WELL HEY THERE
I LIVE A PRETTY DANG
SWEET LIFE WITH THIS
BABE RIGHT HERE
OH! AND REAL QUICK! I PRESENT THIS SCIENTIFIC
BREAKDOWN OF WEDDING DAY SKILLS
BY "PERCENTAGE OF THE TIME, I'M"
THINKING TEN STEPS AHEAD
DOING 4 THINGS AT ONCE
RIGHT PLACE/RIGHT TIME
CALMEST PERSON IN ATTENDANCE
HELLO YOU LOVEBIRDS YOU!
I'll try to keep it short and sweet right here.
Mainly because I have zero ideas on how to start describing my personality in such a way that unequivocally proves I am a cool enough guy that you'd want to have around all day.
The term "camera shy introvert" comes to mind first, ironic I know... it's strange though, in my day to day I am the one always listening way more than talking. But come wedding day I morph into this person who always seems to have the right thing to say.
You point a camera in my direction however, and forget it... turtle imitation real quick.
So I get it, I feel you, I'm in this adventure right along with you.
ME. MYSELF. I.
It's been said that from time to time I resemble Aaron Rogers; not in raw athletic talent, but rather our oddly shaped faces. Hmmmm.

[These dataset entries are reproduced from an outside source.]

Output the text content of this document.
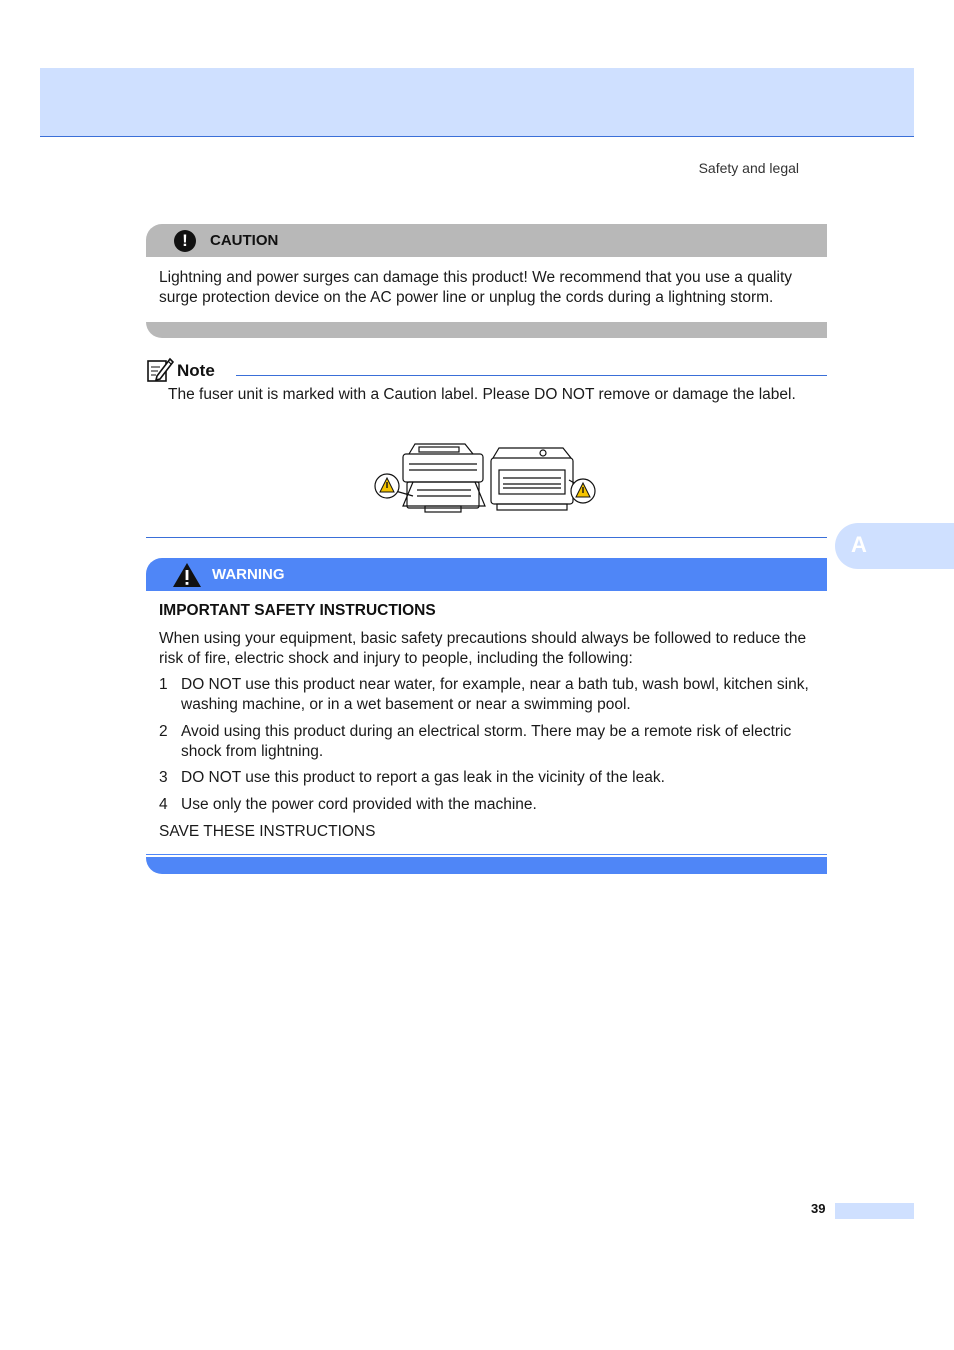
Safety and legal
A
!	CAUTION
Lightning and power surges can damage this product! We recommend that you use a quality surge protection device on the AC power line or unplug the cords during a lightning storm.
Note
The fuser unit is marked with a Caution label. Please DO NOT remove or damage the label.
WARNING
IMPORTANT SAFETY INSTRUCTIONS
When using your equipment, basic safety precautions should always be followed to reduce the risk of fire, electric shock and injury to people, including the following:
1 DO NOT use this product near water, for example, near a bath tub, wash bowl, kitchen sink, washing machine, or in a wet basement or near a swimming pool.
2 Avoid using this product during an electrical storm. There may be a remote risk of electric shock from lightning.
3 DO NOT use this product to report a gas leak in the vicinity of the leak.
4 Use only the power cord provided with the machine.
SAVE THESE INSTRUCTIONS
39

I'm a firm believer that there are only two types of people in the universe, those who LOVE the movie Waterworld and those who absolutely loath it. Love it.
The smell right behind my wife's left ear is my favorite thing in the whole wide world.
The fact that I own more surfboards and motorcycles combined than pairs of shoes can be looked at as a life win.
Communicating in only .gifs is the future. Join me, I'm there.
I've never met a good pair of sweatpants for whom I didn't get along with.
Lightning has struck my body on one occasion. I'm ok now.
I forgot to say my name is Chris, salutations!